Czyli budżet, sklepy, rowery - przyznaję, że rzadko odwiedzam brytyjskie strony, więc też musiałbym poszukać jakichś ciekawych ofert.

Odnośnik do komentarza
Udostępnij na innych stronach

Count Solo 2017 miał sztywną oś, ale najtańszy model zaczynał się od 999 euro, a sensowny od 1400. Teraz zrezygnowaliśmy ze sztywnych osi i podstawowy model zaczyna się od 800 euro, a za 1200 jest rower z Rebą i SLX/XT (tylna). Szczerze mówiąc popyt na ten model przerósł nasze prognozy i obecnie czekamy np na części, które przyjdą pod koniec czerwca (stąd przestoje i opóźnienia w dostawach). Zatem wydaje mi się, że brak sztywnych osi większości klientów nie przeszkadza. YouTuber SzajBajk ujeżdża Counta Solo 2 i nie narzeka zbytnio na brak sztywnych osi, ale rozumiemy, że nie wszystkim to może pasować. Produkt manager MTB wyszedł z założenia, że Count Solo jest rowerem sportowo/turystycznym, raczej dla początkujących, a bardziej zaawansowani, którzy myślą o prawdziwym ściganiu inwestują w karbon czyli np Psycho Path 1 za 1700 euro. 

Odnośnik do komentarza
Udostępnij na innych stronach

Po tym jak samochód skasował mi rower szukam nowego jeździdła. Czy są jacyś użytkownicy tych rowerów, może napiszecie swoje opinie?

Pomijając zewnętrzne prowadzenia linek, które jest nie na te czasy ale to powiedzmy kwestia gustu ;) jak wygląda trwałość tych rowerów? Zastawia mnie również spaw tuż za przednią korbą i dość dziwna budowa ramy na wysokości kasety (wydaje się delikatna ale to pewnie tylko takie wrażenie). 

 

Odnośnik do komentarza
Udostępnij na innych stronach

Ja odpowiadam tego samego dnia, czasem na drugi dzień. Chyba, że nie mam odpowiedzi na sprawę reklamacyjną, która wymaga kontaktu z centralą. Zdarza się w środku sezonu, że maile, które trafiają na ogólny adres nie zawsze zostają przekierowane do mnie co może zdarzyć się przy tysiącach zamówień każdego dnia.

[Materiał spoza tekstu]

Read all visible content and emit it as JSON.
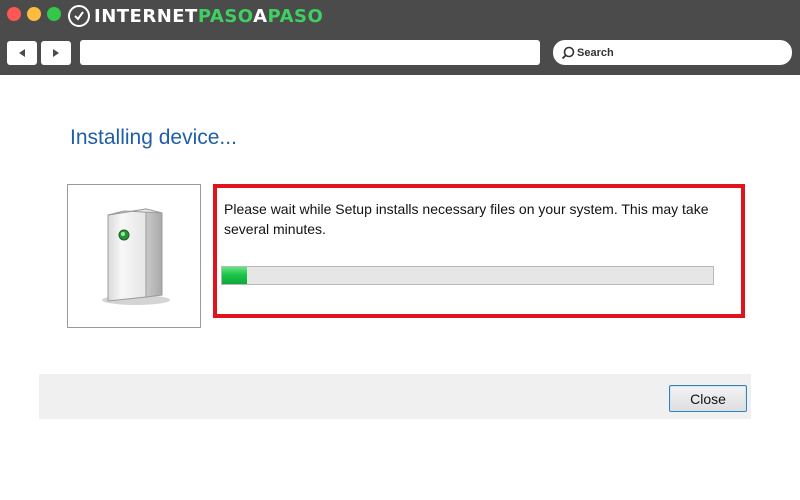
{
  "browser": {
    "logo": {
      "part_white_1": "INTERNET",
      "part_green": "PASO",
      "part_white_2": "A",
      "part_green_2": "PASO"
    },
    "nav": {
      "back_icon": "triangle-left-icon",
      "forward_icon": "triangle-right-icon"
    },
    "address": {
      "value": ""
    },
    "search": {
      "label": "Search",
      "icon": "search-icon"
    }
  },
  "dialog": {
    "title": "Installing device...",
    "device_icon": "pc-tower-icon",
    "message": "Please wait while Setup installs necessary files on your system. This may take several minutes.",
    "progress": {
      "fraction": 0.05,
      "color": "#1cc44a"
    },
    "highlight_color": "#e1141e",
    "close_label": "Close"
  }
}
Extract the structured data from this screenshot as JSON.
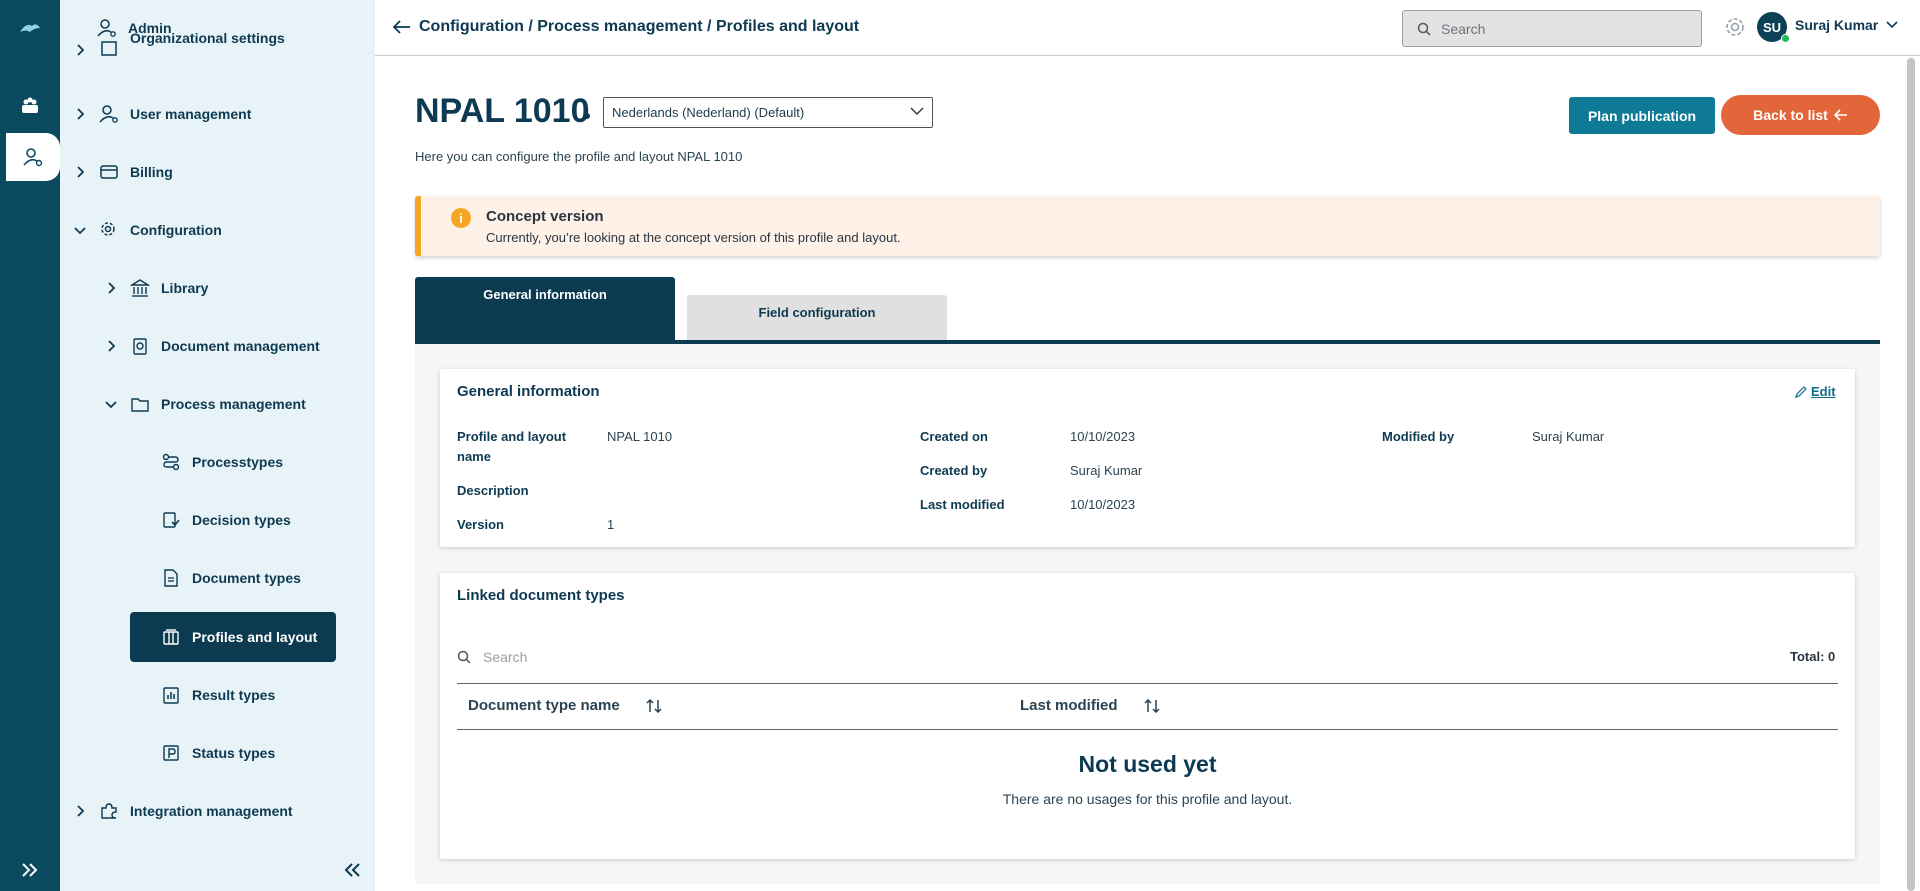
{
  "header": {
    "breadcrumb": "Configuration / Process management / Profiles and layout",
    "search_placeholder": "Search",
    "user": {
      "initials": "SU",
      "name": "Suraj Kumar",
      "status": "online"
    }
  },
  "sidebar": {
    "items": [
      {
        "label": "Admin",
        "icon": "user-icon",
        "level": 0
      },
      {
        "label": "Organizational settings",
        "icon": "building-icon",
        "level": 0,
        "expandable": true
      },
      {
        "label": "User management",
        "icon": "user-icon",
        "level": 0,
        "expandable": true
      },
      {
        "label": "Billing",
        "icon": "card-icon",
        "level": 0,
        "expandable": true
      },
      {
        "label": "Configuration",
        "icon": "config-gear-icon",
        "level": 0,
        "expanded": true
      },
      {
        "label": "Library",
        "icon": "library-icon",
        "level": 1,
        "expandable": true
      },
      {
        "label": "Document management",
        "icon": "document-management-icon",
        "level": 1,
        "expandable": true
      },
      {
        "label": "Process management",
        "icon": "folder-icon",
        "level": 1,
        "expanded": true
      },
      {
        "label": "Processtypes",
        "icon": "process-flow-icon",
        "level": 2
      },
      {
        "label": "Decision types",
        "icon": "decision-icon",
        "level": 2
      },
      {
        "label": "Document types",
        "icon": "document-icon",
        "level": 2
      },
      {
        "label": "Profiles and layout",
        "icon": "layout-icon",
        "level": 2,
        "active": true
      },
      {
        "label": "Result types",
        "icon": "chart-icon",
        "level": 2
      },
      {
        "label": "Status types",
        "icon": "status-icon",
        "level": 2
      },
      {
        "label": "Integration management",
        "icon": "puzzle-icon",
        "level": 0,
        "expandable": true
      }
    ]
  },
  "page": {
    "title": "NPAL 1010",
    "language_select": "Nederlands (Nederland) (Default)",
    "subtitle": "Here you can configure the profile and layout NPAL 1010",
    "plan_button": "Plan publication",
    "back_button": "Back to list"
  },
  "alert": {
    "title": "Concept version",
    "text": "Currently, you’re looking at the concept version of this profile and layout."
  },
  "tabs": [
    {
      "label": "General information",
      "active": true
    },
    {
      "label": "Field configuration",
      "active": false
    }
  ],
  "general_info": {
    "title": "General information",
    "edit_label": "Edit",
    "fields": {
      "profile_name_label": "Profile and layout name",
      "profile_name_value": "NPAL 1010",
      "description_label": "Description",
      "description_value": "",
      "version_label": "Version",
      "version_value": "1",
      "created_on_label": "Created on",
      "created_on_value": "10/10/2023",
      "created_by_label": "Created by",
      "created_by_value": "Suraj Kumar",
      "last_modified_label": "Last modified",
      "last_modified_value": "10/10/2023",
      "modified_by_label": "Modified by",
      "modified_by_value": "Suraj Kumar"
    }
  },
  "linked_docs": {
    "title": "Linked document types",
    "search_placeholder": "Search",
    "total": "Total: 0",
    "columns": [
      "Document type name",
      "Last modified"
    ],
    "empty_title": "Not used yet",
    "empty_text": "There are no usages for this profile and layout."
  },
  "colors": {
    "rail": "#0a4a5e",
    "sidebar_bg": "#e8f3f8",
    "primary": "#0c3a50",
    "plan_button": "#0e7a96",
    "back_button": "#e3653a",
    "alert_accent": "#f5a623"
  }
}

Jestem obecny tutaj na forum, na forum szosa.org, na kilku innych także, ponadto jest polska strona na FB, na stronie ROSE jest bezpośredni telefon.  

Edytowane przez paulsen
Odnośnik do komentarza
Udostępnij na innych stronach

No dobrze, ja tak zaczepnie pytam, bo nie moge otrzymac odpowiedzi od centrali, czy moga mi zamontowac sprzet, ktorego nie ma w konfiguratorze. :rolleyes: Biorac pod uwage to, co wczoraj mi napisales, nabiera to pytanie szczegolnego znczenia. 

 

Odnośnik do komentarza
Udostępnij na innych stronach

  • 1 miesiąc temu...

Dzisiaj do mnie przyszla paczka z dlugo oczekiwanym Solo 4 i... no wlasnie nawet nie wiem jak mam opisac swoje wrazenia. Mam odczucie, ze kupilem uzywany rower. Sztyca nie opuszcza sie na sam dol, nawet nie opuszacza sie do najnizszej wartosci na skali (od 0 do 10), bo ktos madry wstawil do srodka rury gwint od mocowania bidonu. Wiec siodlo jest wysoko i dalej obija wewnetrzna czesc gwintu. Wspornik kierownicy Ritcheya bardzo ladny, ale zostal dostarczony z uszkodzonym gwintem (sic!). To jakies nieporozumienie, aby w takim stanie wysylac do klienta rower. Po lewej stronie kierownicy mam hamulec tylny i klamke od przezutki przedniej, po prawej mam hamulec przedni i tylna przezutke. Fajnie, ze jest modulacja, moze to tez kwestia tarczowek (wczesniej zawsze mialem V-ki), ale przod hamuje, tyl sie slizga! A tarczy nie dotykalem.

Porazka jednym slowem.

Odnośnik do komentarza
Udostępnij na innych stronach

17 godzin temu, Knjaz napisał:

ale przod hamuje, tyl sie slizga!

Tył się ślizga jak? Hamulec zaciska a mimo to koło się kręci? Czy co się dzieje? A co do sztycy to po co opuszczać ją na sam dół? Jak musisz opuścić na sam dół to znaczy że wziąłeś za duży rozmiar. Ewentualnie źle ustawiasz wysokość siodełka. Mostek dostałeś osobno, nie zamontowany? Konkrety, konkrety bo nic z tego nie wynika.

Odnośnik do komentarza
Udostępnij na innych stronach

A no widzisz kolego, ja mam wzrostu 170cm. Wybrałem rozmiar S, wiec rama może być prędzej za mała. I ja nie mowie o opuszczaniu na sam dol, tylko do konca skali. Ona w sumie jest akurat na mnie, a ja jestem na gorze skali rozmiarowej (S jest  do 172). Po to jest skala na sztycy, aby z niej korzystac, jak nizej ma opuscic moja zonka, ktora ma 165cm? Jak mozna wyslac do klienta wspornik, w ktorym sie jedna śrubę wkrecilo niszczac gwint? Odkrecic odkrecilem, ale pozniej nie dalo sie jej wkrecic glebiej. A kazda majpierw delikatnie posmyralem smarem, aby ladnie weszla i wkrecalem na krzyz. Od razu zauwazylem, ze ta jedna daje opor. No i to odrzucanie polaczenia, bo sa busy, abym zadzwonil pozniej. 1h na telefonie mi zeszla. A co do hamulcow, to kiedy zaciskam klamkę, naciskam na pedały, rower mi rusza. Nie z kopyta, ale tak samo robiac z przodem on jest nieruchomy. W starych, dziewięcioletnich Avidach SD 7 rower stal.  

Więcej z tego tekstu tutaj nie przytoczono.